PhotoFive years ago, when the bottom fell out of the housing market, the mortgage lending industry did an about-face. It changed from an era of easy credit for everyone to extremely tight lending standards, almost overnight.

For a number of good reasons the industry suddenly – and some would say belatedly -- became very concerned about a mortgage applicant's ability to repay the loan. As a result, fewer consumers could get loans and home sales plunged, along with prices, making the housing crisis even worse.

Five years later the housing market appears to be in full recovery mode. Home sales continue to rise, along with prices. But does that mean it's easier now to get a loan? It depends who you ask.

Realtors still see obstacles

Lawrence Yun, chief economist for the National Association of Realtors, has campaigned the last five years for less-restrictive mortgage qualification rules, making clear he wasn't urging a return to the risky standards of the housing bubble days. He said he simply advocated a return to the standards that were in place before the housing bubble started to inflate.

While the market appears to be recovering, it's generally agreed that price gains have been driven by a shortage of houses for sale. Many of the sales have been from investors paying cash, who have no need of a mortgage.

“Tight inventory is limiting choices in many areas, higher mortgage interest rates mean affordability isn’t as favorable as it was, and restrictive mortgage lending standards are keeping some otherwise qualified buyers from completing a purchase,” Yun said.

A different view

Some housing experts disagree with Yun, however, saying consumers aren't necessarily being blocked from the mortgage market but they are required to jump through a lot more hoops, which is rarely a pleasant process.

If you have a stable job, low debt and a hefty down payment, the reasoning goes, you should be able to swing a loan. But you might have to answer a lot of questions about what are considered “unusual” deposits in bank and brokerage accounts. What's the source of the money, the underwriters want to know?

The demand for more documentation is no doubt a hassle but some in the mortgage industry argue it doesn't really make it harder to get a mortgage if, in the end, you get a mortgage. True, but the requirement for an excellent credit rating – which is now the industry norm – probably is a barrier to homeownership.

A Fed governor's concern

Federal Reserve Governor Elizabeth Duke, in a speech earlier this year, took the view of Lawrence Yun that mortgage standards might be overly restrictive. While she said she was generally optimistic the housing recovery will continue, she tempered it with a concern.

“My main hesitation with this forecast is that mortgage credit conditions remain quite tight for many would-be borrowers, and I suspect that the easing of these conditions will be a slow and gradual process,” Duke said. “In particular, I expect demand to come from a pickup in new household formation, but I also recognize that these households may be the very population that faces especially tight credit conditions.”

Duke cited federal housing data showing the drop in purchase mortgage originations has been most pronounced among borrowers with low credit scores.

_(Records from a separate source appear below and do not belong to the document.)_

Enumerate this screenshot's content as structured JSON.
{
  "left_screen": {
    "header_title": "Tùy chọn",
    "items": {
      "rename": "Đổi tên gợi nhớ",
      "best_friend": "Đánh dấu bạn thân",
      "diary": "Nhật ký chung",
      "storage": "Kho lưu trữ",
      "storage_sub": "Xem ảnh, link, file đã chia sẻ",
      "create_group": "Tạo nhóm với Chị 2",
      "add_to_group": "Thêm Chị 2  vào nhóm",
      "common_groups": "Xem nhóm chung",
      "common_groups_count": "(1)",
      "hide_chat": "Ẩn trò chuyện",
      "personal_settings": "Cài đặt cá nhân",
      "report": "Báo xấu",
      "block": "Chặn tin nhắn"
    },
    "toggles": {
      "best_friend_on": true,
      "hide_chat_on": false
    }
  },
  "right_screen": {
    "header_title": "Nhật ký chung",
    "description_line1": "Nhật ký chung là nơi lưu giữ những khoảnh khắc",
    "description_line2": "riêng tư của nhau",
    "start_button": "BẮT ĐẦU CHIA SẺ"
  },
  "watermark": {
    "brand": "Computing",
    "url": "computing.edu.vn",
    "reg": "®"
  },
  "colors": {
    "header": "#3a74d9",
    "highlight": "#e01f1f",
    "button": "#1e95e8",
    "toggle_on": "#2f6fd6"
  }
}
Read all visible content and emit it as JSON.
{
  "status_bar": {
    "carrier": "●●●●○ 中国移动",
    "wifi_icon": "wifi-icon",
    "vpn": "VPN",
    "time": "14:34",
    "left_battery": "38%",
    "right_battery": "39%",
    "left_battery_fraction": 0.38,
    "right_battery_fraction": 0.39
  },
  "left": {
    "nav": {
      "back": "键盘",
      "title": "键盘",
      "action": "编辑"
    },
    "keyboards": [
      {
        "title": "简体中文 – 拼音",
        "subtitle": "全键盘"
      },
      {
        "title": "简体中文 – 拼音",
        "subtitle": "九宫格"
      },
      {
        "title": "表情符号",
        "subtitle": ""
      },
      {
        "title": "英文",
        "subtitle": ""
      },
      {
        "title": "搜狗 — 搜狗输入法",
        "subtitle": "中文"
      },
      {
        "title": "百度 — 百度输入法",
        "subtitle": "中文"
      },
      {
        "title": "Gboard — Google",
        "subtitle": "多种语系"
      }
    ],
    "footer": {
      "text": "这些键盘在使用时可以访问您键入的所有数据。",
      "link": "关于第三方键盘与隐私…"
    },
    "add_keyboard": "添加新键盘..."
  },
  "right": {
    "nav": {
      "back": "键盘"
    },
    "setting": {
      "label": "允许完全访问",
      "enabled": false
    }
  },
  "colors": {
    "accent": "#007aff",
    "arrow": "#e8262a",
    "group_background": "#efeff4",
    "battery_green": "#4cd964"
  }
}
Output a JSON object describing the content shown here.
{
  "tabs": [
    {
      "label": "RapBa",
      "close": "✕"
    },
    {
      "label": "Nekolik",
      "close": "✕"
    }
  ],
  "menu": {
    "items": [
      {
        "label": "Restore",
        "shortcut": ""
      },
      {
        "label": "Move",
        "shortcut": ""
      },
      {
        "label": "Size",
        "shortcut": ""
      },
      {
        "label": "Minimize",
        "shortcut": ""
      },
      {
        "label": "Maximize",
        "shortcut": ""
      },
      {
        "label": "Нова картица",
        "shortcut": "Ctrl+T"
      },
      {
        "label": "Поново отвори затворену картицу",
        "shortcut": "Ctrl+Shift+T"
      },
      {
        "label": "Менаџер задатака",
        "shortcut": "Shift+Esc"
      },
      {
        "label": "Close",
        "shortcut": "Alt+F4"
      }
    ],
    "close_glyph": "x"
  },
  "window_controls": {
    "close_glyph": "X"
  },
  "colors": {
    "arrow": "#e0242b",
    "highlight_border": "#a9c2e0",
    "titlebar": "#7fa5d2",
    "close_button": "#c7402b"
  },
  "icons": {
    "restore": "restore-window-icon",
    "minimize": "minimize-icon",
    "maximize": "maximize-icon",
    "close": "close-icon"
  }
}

“For example, between 2007 and 2012, purchase originations fell by about 30 percent for borrowers with credit scores above 780, compared with a fall of about 90 percent for borrowers with credit scores between 620 and 680,” she said. “Originations are virtually nonexistent for borrowers with credit scores below 620.”

What's normal?

Duke said its impossible to predict when the mortgage market might return to normal or even what “normal” would look like. But since Duke's speech the Consumer Financial Protection Bureau (CFPB) has issued its final rule covering mortgage lending, which may ease current restrictions. Consumer groups generally praised the provision giving lenders the leeway to make mortgage loans to consumers whose down payment was less than 20%.

“Research from the UNC Center for Community Capital and the Center for Responsible Lending has shown that low down payment home loans have been a significant and safe part of the mortgage finance system for decades,” CRL said in a statement. “These loans bear little resemblance to subprime mortgages that crashed our economy.”

The new rule takes effect in January. The first quarter home sale statistics may suggest whether getting a mortgage loan is easier or not.